PhD holders showed a higher likelihood of responding positively to the campaign:
Customers who responded positively to previous campaigns demonstrated a higher likelihood of responding positively to the current campaign.
Clients with a longer history since their first use of our services exhibit a greater probability of responding positively to the current campaign.
Notable differences were identified across various attributes, but none were found to be statistically significant or to have a considerable impact on the model’s predictive ability. As a result, these attributes were not considered in the development of the model.

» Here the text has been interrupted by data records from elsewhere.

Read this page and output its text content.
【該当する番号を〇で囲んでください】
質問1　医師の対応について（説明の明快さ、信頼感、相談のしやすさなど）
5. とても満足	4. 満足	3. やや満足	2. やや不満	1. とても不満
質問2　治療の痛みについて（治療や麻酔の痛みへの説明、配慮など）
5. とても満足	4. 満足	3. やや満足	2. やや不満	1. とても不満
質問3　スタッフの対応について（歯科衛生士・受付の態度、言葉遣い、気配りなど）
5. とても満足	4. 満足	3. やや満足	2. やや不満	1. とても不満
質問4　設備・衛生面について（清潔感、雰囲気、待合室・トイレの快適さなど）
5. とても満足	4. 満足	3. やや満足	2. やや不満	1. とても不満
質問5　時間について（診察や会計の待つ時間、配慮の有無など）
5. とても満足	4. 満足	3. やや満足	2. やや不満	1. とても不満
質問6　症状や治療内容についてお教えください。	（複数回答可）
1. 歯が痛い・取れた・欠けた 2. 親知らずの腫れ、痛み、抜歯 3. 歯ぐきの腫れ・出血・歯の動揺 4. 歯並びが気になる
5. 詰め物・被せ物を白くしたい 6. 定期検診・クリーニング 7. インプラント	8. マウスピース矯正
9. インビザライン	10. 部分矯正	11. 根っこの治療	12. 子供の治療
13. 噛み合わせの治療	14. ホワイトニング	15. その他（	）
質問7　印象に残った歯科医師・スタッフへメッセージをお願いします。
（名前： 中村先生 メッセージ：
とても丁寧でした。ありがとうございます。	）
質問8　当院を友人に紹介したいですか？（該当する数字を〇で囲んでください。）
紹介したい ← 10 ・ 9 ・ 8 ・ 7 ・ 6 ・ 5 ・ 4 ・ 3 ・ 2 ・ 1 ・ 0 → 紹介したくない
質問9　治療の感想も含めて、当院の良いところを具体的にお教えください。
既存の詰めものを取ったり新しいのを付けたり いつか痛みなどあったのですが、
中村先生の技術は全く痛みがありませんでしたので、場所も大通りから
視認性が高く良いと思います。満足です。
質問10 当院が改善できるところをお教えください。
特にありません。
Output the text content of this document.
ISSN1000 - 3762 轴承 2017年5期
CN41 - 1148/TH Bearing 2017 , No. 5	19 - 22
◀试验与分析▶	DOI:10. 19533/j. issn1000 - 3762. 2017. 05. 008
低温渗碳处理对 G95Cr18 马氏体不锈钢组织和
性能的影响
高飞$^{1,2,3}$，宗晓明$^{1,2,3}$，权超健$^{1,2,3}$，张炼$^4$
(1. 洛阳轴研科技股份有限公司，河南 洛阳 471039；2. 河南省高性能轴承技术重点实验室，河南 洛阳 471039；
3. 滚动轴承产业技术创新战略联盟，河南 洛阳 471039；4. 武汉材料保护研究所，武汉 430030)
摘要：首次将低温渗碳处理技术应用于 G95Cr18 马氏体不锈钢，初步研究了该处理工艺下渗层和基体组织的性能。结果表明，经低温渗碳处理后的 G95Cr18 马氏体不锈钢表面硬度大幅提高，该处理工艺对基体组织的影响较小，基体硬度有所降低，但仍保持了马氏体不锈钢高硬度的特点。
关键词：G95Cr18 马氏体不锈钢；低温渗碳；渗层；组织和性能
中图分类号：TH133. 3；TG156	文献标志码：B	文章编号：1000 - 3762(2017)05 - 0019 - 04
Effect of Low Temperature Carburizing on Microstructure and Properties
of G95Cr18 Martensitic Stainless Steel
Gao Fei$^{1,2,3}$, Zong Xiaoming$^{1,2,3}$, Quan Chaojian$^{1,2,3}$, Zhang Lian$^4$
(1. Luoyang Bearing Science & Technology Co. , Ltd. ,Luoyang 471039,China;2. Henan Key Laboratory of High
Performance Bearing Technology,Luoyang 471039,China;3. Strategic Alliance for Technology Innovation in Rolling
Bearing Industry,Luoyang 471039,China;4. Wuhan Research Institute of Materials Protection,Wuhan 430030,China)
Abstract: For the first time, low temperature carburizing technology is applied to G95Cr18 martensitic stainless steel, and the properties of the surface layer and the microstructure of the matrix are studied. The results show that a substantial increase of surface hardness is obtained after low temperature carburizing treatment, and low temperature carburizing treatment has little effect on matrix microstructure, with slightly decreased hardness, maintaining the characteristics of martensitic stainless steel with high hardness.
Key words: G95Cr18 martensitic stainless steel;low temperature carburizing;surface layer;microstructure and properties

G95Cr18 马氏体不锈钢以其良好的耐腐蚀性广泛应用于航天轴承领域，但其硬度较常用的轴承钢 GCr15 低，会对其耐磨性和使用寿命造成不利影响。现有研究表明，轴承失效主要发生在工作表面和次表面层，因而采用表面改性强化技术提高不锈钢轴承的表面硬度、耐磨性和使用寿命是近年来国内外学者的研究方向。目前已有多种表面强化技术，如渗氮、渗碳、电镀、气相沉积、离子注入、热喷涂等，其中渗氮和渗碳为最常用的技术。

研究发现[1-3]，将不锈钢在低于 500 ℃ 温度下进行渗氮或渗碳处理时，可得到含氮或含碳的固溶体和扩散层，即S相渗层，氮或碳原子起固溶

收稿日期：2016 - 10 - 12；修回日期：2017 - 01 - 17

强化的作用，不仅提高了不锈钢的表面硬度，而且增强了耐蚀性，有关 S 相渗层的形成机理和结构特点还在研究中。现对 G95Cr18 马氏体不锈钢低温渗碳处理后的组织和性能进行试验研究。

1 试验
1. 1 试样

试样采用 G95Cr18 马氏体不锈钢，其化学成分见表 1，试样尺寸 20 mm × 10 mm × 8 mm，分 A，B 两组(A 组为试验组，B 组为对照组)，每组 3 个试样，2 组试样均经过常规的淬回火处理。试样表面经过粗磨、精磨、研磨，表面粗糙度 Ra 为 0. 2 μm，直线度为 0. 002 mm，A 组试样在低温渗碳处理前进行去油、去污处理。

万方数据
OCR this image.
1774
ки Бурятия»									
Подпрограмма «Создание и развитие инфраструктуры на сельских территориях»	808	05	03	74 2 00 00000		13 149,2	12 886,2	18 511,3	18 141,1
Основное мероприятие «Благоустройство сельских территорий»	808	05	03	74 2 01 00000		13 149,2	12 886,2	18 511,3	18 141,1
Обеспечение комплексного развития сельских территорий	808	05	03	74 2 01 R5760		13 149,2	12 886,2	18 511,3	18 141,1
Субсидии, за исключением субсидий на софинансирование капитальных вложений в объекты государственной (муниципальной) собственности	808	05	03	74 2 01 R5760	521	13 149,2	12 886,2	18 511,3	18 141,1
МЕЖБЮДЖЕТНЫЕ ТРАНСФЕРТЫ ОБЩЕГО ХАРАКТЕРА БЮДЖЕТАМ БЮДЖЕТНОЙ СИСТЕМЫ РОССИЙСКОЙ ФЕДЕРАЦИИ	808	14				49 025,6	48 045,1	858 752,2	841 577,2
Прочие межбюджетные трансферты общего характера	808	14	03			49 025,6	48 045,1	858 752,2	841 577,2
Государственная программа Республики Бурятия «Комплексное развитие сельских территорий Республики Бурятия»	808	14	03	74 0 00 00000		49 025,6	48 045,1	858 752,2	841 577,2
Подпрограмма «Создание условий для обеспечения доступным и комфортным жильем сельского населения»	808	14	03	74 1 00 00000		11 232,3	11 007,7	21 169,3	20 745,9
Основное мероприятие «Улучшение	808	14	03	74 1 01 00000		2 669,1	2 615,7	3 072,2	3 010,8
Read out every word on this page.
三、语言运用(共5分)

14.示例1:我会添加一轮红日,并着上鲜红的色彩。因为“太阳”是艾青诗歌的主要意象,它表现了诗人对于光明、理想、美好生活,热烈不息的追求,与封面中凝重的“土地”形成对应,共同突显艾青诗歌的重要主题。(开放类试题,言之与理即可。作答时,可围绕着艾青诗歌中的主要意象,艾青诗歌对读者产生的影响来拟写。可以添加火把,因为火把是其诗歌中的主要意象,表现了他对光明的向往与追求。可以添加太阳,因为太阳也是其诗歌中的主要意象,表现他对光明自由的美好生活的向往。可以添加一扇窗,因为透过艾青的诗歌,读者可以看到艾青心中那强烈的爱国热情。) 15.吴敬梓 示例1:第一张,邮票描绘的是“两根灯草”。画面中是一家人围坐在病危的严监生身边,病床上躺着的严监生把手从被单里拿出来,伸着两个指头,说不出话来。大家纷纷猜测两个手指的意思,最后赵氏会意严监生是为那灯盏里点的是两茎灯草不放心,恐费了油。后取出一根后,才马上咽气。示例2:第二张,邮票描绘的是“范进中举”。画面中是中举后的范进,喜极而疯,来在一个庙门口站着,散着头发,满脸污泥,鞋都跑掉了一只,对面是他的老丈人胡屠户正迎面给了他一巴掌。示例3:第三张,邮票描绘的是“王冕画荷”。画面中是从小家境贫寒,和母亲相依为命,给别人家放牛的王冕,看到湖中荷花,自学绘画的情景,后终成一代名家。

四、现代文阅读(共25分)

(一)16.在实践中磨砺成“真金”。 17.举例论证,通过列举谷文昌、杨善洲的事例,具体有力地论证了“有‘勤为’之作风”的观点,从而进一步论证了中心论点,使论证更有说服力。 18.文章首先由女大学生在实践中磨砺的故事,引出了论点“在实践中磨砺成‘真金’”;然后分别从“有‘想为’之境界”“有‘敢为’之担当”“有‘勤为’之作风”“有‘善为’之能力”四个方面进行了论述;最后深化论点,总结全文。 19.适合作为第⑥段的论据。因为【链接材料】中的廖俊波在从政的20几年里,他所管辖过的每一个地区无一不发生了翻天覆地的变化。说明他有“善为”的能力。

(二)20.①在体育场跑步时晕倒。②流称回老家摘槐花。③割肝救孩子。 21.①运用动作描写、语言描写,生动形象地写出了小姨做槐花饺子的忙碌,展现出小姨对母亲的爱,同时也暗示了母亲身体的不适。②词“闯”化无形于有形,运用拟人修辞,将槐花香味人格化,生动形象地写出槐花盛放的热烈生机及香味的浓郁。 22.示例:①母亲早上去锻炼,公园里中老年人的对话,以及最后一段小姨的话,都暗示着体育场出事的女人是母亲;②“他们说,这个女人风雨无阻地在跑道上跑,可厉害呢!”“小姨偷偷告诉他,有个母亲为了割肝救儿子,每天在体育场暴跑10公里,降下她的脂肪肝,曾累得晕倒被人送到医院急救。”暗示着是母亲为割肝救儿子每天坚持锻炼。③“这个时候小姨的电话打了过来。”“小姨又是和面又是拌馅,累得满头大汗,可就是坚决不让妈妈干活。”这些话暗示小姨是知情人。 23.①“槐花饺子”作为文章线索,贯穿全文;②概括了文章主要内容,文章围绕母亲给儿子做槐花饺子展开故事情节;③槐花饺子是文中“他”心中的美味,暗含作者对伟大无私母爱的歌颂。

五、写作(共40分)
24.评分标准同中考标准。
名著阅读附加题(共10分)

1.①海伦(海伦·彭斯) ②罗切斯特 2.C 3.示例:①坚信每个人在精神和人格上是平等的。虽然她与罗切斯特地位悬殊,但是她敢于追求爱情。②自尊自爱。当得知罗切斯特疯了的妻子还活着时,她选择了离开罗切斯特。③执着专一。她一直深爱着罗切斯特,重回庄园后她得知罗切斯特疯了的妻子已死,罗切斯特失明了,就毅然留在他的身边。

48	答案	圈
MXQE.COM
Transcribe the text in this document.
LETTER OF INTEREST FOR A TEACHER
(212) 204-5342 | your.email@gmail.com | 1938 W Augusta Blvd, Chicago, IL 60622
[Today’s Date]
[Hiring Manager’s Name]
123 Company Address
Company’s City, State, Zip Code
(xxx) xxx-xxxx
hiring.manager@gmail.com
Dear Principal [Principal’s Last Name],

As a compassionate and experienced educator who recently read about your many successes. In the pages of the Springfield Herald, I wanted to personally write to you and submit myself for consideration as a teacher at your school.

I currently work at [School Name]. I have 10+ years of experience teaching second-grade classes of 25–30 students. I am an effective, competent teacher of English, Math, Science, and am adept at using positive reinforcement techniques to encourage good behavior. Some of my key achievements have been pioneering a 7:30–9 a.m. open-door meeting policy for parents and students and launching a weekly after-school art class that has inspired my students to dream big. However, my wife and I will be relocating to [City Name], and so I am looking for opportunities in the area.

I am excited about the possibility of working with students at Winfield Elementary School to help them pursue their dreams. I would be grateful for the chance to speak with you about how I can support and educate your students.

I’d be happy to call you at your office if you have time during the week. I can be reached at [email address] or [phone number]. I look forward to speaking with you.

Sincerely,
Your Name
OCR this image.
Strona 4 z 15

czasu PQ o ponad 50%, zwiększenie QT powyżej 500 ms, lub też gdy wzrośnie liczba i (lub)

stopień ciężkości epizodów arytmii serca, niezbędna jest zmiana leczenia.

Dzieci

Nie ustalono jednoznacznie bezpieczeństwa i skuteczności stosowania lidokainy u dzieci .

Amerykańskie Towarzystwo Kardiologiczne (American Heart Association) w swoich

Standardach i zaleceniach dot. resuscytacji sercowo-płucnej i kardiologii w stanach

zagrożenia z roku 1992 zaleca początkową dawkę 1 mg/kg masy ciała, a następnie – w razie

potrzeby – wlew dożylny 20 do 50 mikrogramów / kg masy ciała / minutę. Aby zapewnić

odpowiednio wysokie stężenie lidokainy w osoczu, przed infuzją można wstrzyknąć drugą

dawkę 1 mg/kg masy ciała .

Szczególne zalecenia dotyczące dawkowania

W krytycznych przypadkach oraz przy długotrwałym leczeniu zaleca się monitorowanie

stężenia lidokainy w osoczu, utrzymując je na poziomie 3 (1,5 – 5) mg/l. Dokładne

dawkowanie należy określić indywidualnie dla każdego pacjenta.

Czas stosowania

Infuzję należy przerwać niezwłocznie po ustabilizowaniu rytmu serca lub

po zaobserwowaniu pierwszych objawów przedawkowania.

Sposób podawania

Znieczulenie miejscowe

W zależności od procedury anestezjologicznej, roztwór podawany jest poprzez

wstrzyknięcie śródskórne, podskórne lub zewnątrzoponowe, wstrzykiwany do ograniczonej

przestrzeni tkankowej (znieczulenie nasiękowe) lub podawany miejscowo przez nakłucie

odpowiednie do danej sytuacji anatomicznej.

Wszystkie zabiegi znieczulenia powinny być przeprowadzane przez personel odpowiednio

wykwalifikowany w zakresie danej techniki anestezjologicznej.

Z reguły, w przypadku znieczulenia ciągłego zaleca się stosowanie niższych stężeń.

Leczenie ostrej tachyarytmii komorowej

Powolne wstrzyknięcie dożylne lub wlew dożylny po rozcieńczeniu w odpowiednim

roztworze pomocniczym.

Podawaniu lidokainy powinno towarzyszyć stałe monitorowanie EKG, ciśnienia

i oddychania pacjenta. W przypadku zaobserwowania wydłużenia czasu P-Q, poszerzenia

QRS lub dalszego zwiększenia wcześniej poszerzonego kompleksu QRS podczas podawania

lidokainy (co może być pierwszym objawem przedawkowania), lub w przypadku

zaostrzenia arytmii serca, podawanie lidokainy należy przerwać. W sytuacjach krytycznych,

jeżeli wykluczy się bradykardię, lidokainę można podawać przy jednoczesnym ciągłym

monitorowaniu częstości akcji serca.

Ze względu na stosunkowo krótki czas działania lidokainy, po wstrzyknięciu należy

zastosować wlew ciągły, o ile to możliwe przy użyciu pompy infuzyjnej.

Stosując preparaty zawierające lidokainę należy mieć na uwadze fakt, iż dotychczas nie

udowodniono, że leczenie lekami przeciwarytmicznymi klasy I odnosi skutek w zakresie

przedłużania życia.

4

The resulting model exhibits a precision of 75%, sensitivity of 42%, specificity of 97%, accuracy of 89%, and an AUC of 0.816. This model will enable the company to focus its marketing campaigns on customers who are more likely to respond positively to the new campaign. In doing so, the management of the department’s budget will be optimized, and profits will increase.
The model’s effectiveness could be improved, particularly in terms of sensitivity. It would be advisable to explore other modeling techniques, adjust parameters, or test different data preprocessing techniques to enhance the model’s performance in this area.